Permissions

Permission is the level of client access granted to a user or team. The permission is initially specified when granting client access to other users or teams.

To use the Everyone team, the Default Permissions Policy must be enabled by your Subscription Administrator. For details, see Policies Page.

Four Levels of Permission

1. Reader – Users with Reader permission can view all information and plans for a client, but cannot make changes to client information or save changes to plans.
2. Editor – Users with Editor permission can view and make changes to all information and plans for a client, but cannot remove the client or grant client permissions to other users or teams.
3. Owner – Users with Owner permission can perform all Editor functions and can also remove the client and grant client permissions to other users or teams. Note that every client must have at least one user with Owner permission.
4. Blocked – Users with Blocked permission cannot access the client.

User Permission vs. Team Permission

Rule: User permission supersedes team permission.

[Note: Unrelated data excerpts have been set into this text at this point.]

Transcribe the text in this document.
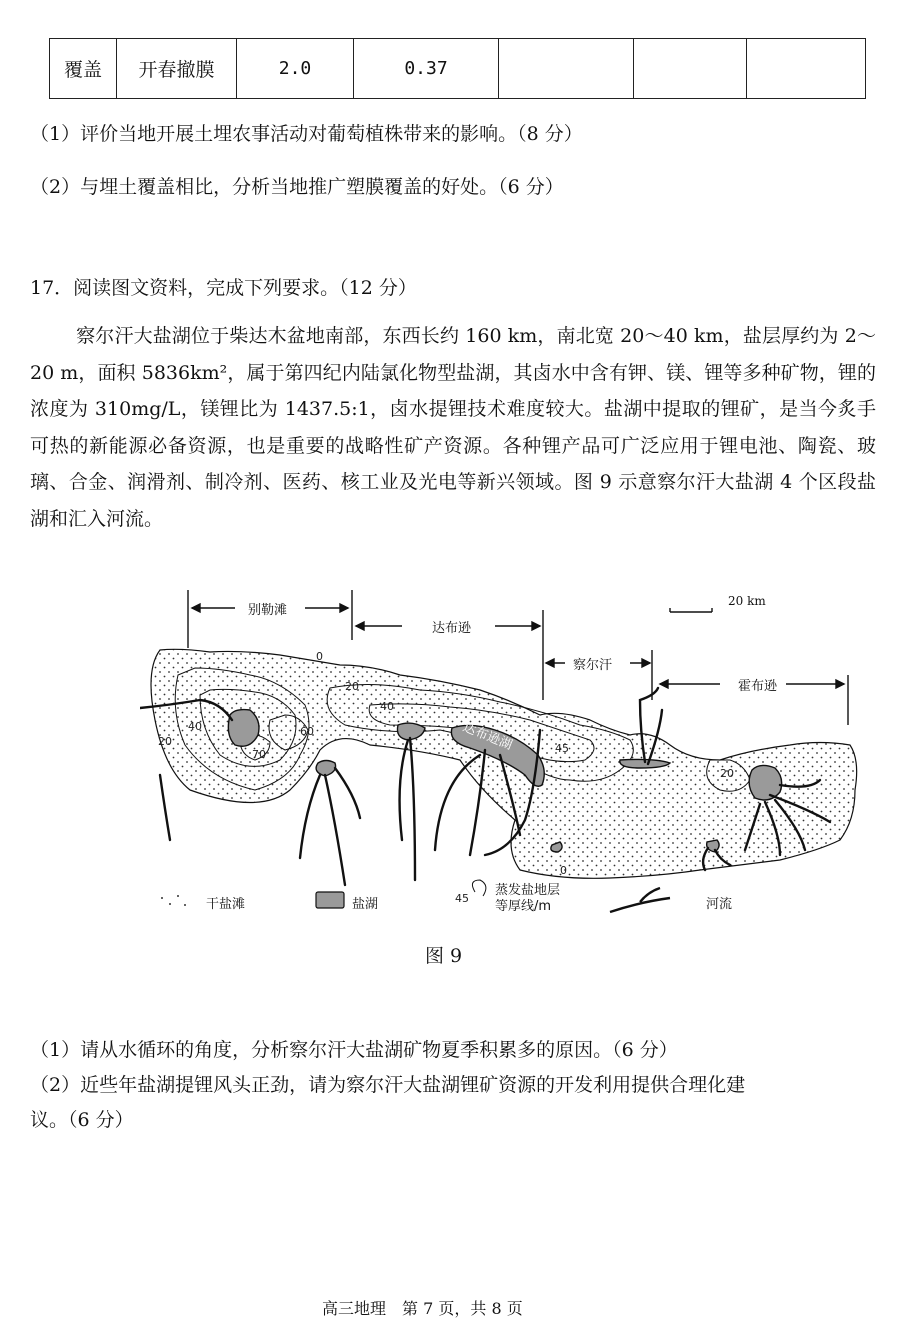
覆盖	开春撤膜	2.0	0.37			
（1）评价当地开展土埋农事活动对葡萄植株带来的影响。（8 分）
（2）与埋土覆盖相比，分析当地推广塑膜覆盖的好处。（6 分）
17．阅读图文资料，完成下列要求。（12 分）
察尔汗大盐湖位于柴达木盆地南部，东西长约 160 km，南北宽 20～40 km，盐层厚约为 2～20 m，面积 5836km²，属于第四纪内陆氯化物型盐湖，其卤水中含有钾、镁、锂等多种矿物，锂的浓度为 310mg/L，镁锂比为 1437.5:1，卤水提锂技术难度较大。盐湖中提取的锂矿，是当今炙手可热的新能源必备资源，也是重要的战略性矿产资源。各种锂产品可广泛应用于锂电池、陶瓷、玻璃、合金、润滑剂、制冷剂、医药、核工业及光电等新兴领域。图 9 示意察尔汗大盐湖 4 个区段盐湖和汇入河流。
0
20
40	60
70
20
40
45
20
0
45
达布逊湖
别勒滩
达布逊
察尔汗
霍布逊
20 km
干盐滩	盐湖
蒸发盐地层
等厚线/m	河流
图 9
（1）请从水循环的角度，分析察尔汗大盐湖矿物夏季积累多的原因。（6 分）
（2）近些年盐湖提锂风头正劲，请为察尔汗大盐湖锂矿资源的开发利用提供合理化建
议。（6 分）
高三地理　第 7 页，共 8 页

Example: Team A has been granted Editor permission to a client. As a member of Team A, user John Smith has Editor rights to the client. Susan, a user with Owner permission to the client, decides to block John’s access to the client, so she sets John’s client permission to Blocked. Now, even though he is still a member of Team A (which has Editor rights to the client), John can no longer access the client because his user-level permission takes priority over his team-level permission.

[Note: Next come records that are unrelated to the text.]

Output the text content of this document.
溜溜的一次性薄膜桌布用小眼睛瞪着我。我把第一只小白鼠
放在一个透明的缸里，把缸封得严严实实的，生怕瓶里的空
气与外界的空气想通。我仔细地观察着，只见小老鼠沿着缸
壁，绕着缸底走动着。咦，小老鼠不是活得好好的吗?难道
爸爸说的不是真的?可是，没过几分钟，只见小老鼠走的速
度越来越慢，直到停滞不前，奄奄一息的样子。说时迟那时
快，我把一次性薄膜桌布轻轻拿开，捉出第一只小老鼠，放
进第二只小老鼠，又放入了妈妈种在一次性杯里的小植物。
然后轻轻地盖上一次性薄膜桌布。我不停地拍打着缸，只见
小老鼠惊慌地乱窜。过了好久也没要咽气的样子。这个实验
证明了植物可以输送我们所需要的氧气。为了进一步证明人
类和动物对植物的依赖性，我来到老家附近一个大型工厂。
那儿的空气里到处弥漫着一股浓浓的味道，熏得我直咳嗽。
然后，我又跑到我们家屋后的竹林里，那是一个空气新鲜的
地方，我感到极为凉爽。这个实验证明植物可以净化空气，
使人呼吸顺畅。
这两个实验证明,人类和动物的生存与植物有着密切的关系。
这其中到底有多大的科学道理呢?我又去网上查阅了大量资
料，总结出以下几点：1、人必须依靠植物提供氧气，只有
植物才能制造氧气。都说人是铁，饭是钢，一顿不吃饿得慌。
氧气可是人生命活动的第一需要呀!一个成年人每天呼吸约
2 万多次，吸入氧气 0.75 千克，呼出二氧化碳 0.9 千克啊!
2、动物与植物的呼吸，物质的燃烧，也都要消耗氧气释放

Priority of Team Permissions

Rule: The permissions are listed above in order of priority, from lowest to highest, such that:

• Editor team permission supersedes Reader team permission.
• Owner team permission supersedes Editor and Reader team permissions.
• Blocked team permission supersedes all other team permissions.

Example: User John Smith is a member of two teams: Team A and Team B. Team A has been granted Reader permission to a client. Team B has been granted Editor permission to the same client. As a result, John has Editor rights to the client because Editor permission supersedes Reader permission.

Permission Policies

Default Owner

When you add a client, your default permission to the client is Owner. With Owner permission, you always have full freedom to grant client permissions to other user or teams, and you have full freedom to change or remove client permissions.

Everyone Team

Subscription Administrators can enable the Default Permissions Policy, a setting that automatically grants client permission to everyone in the firm whenever new clients are added by any user. For example, if your Subscription Administrator enables the Default Permissions Policy and specifies Editor as the default permission, then whenever a user adds a new client, everyone in your firm is automatically granted Editor permission to the new client.

My Client Permissions

There is a feature that allows you as a user to specify the default permissions to be applied whenever you add a new client. It is called My Client Permissions and it is accessible from the Clients page.

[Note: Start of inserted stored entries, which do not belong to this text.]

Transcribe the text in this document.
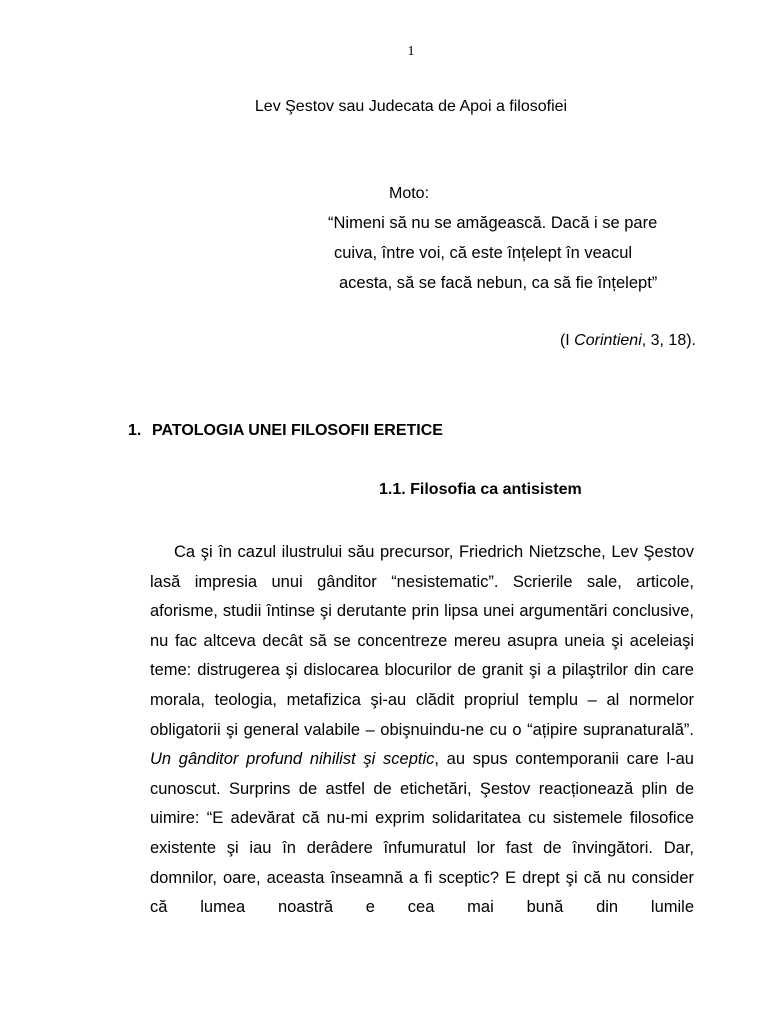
1
Lev Şestov sau Judecata de Apoi a filosofiei
Moto:
“Nimeni să nu se amăgească. Dacă i se pare
cuiva, între voi, că este înțelept în veacul
acesta, să se facă nebun, ca să fie înțelept”
(I Corintieni, 3, 18).
1. PATOLOGIA UNEI FILOSOFII ERETICE
1.1. Filosofia ca antisistem

Ca şi în cazul ilustrului său precursor, Friedrich Nietzsche, Lev Şestov lasă impresia unui gânditor “nesistematic”. Scrierile sale, articole, aforisme, studii întinse şi derutante prin lipsa unei argumentări conclusive, nu fac altceva decât să se concentreze mereu asupra uneia şi aceleiaşi teme: distrugerea şi dislocarea blocurilor de granit şi a pilaştrilor din care morala, teologia, metafizica şi-au clădit propriul templu – al normelor obligatorii şi general valabile – obişnuindu-ne cu o “ațipire supranaturală”. Un gânditor profund nihilist şi sceptic, au spus contemporanii care l-au cunoscut. Surprins de astfel de etichetări, Şestov reacționează plin de uimire: “E adevărat că nu-mi exprim solidaritatea cu sistemele filosofice existente şi iau în derâdere înfumuratul lor fast de învingători. Dar, domnilor, oare, aceasta înseamnă a fi sceptic? E drept şi că nu consider că lumea noastră e cea mai bună din lumile
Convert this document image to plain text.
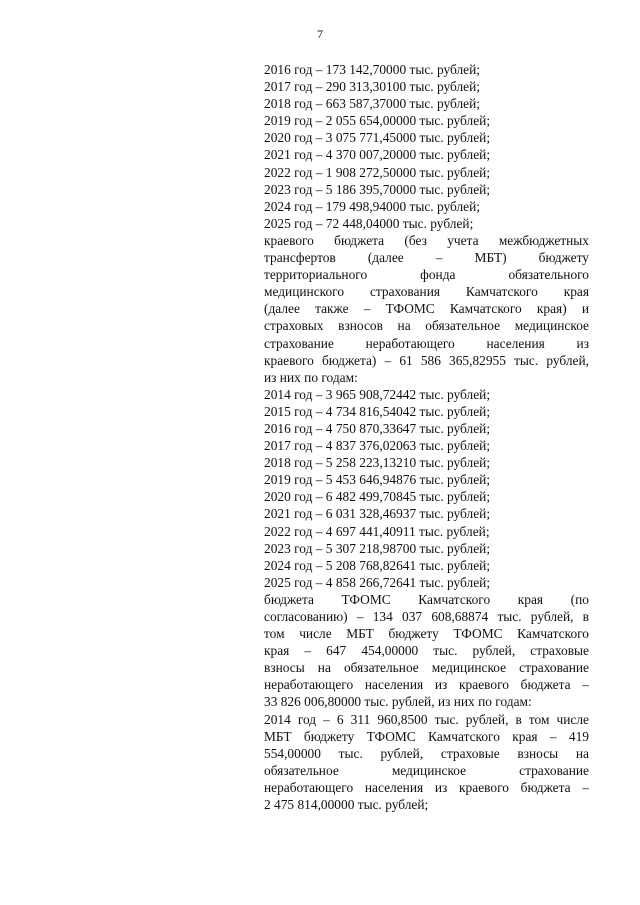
7
2016 год – 173 142,70000 тыс. рублей;
2017 год – 290 313,30100 тыс. рублей;
2018 год – 663 587,37000 тыс. рублей;
2019 год – 2 055 654,00000 тыс. рублей;
2020 год – 3 075 771,45000 тыс. рублей;
2021 год – 4 370 007,20000 тыс. рублей;
2022 год – 1 908 272,50000 тыс. рублей;
2023 год – 5 186 395,70000 тыс. рублей;
2024 год – 179 498,94000 тыс. рублей;
2025 год – 72 448,04000 тыс. рублей;
краевого бюджета (без учета межбюджетных
трансфертов (далее – МБТ) бюджету
территориального фонда обязательного
медицинского страхования Камчатского края
(далее также – ТФОМС Камчатского края) и
страховых взносов на обязательное медицинское
страхование неработающего населения из
краевого бюджета) – 61 586 365,82955 тыс. рублей,
из них по годам:
2014 год – 3 965 908,72442 тыс. рублей;
2015 год – 4 734 816,54042 тыс. рублей;
2016 год – 4 750 870,33647 тыс. рублей;
2017 год – 4 837 376,02063 тыс. рублей;
2018 год – 5 258 223,13210 тыс. рублей;
2019 год – 5 453 646,94876 тыс. рублей;
2020 год – 6 482 499,70845 тыс. рублей;
2021 год – 6 031 328,46937 тыс. рублей;
2022 год – 4 697 441,40911 тыс. рублей;
2023 год – 5 307 218,98700 тыс. рублей;
2024 год – 5 208 768,82641 тыс. рублей;
2025 год – 4 858 266,72641 тыс. рублей;
бюджета ТФОМС Камчатского края (по
согласованию) – 134 037 608,68874 тыс. рублей, в
том числе МБТ бюджету ТФОМС Камчатского
края – 647 454,00000 тыс. рублей, страховые
взносы на обязательное медицинское страхование
неработающего населения из краевого бюджета –
33 826 006,80000 тыс. рублей, из них по годам:
2014 год – 6 311 960,8500 тыс. рублей, в том числе
МБТ бюджету ТФОМС Камчатского края – 419
554,00000 тыс. рублей, страховые взносы на
обязательное медицинское страхование
неработающего населения из краевого бюджета –
2 475 814,00000 тыс. рублей;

Resolving Conflicts in Default Settings

What if your Subscription Administrator has enabled the Everyone team firm-wide default AND you have set up your My Client Permissions default setting? Which one will be applied when you add a new client? Conflicts in default permission policies are resolved as follows:

1. You as Owner – When you add (or import) a new client, you as Owner always have full control of the permissions granted to the new client.
2. The Everyone team if enabled by SA – The Everyone team – and the permission level specified by your SA – is listed on the Add Client page (or Import Clients page). Before you add the new client, you can change the permission level of the Everyone team or you can remove the Everyone team from the list of grantees.
3. Your My Client Permissions if set up by you – If any of the permissions you specified in your My Client Permissions conflict with those specified by your SA, then your My Client Permissions will persist.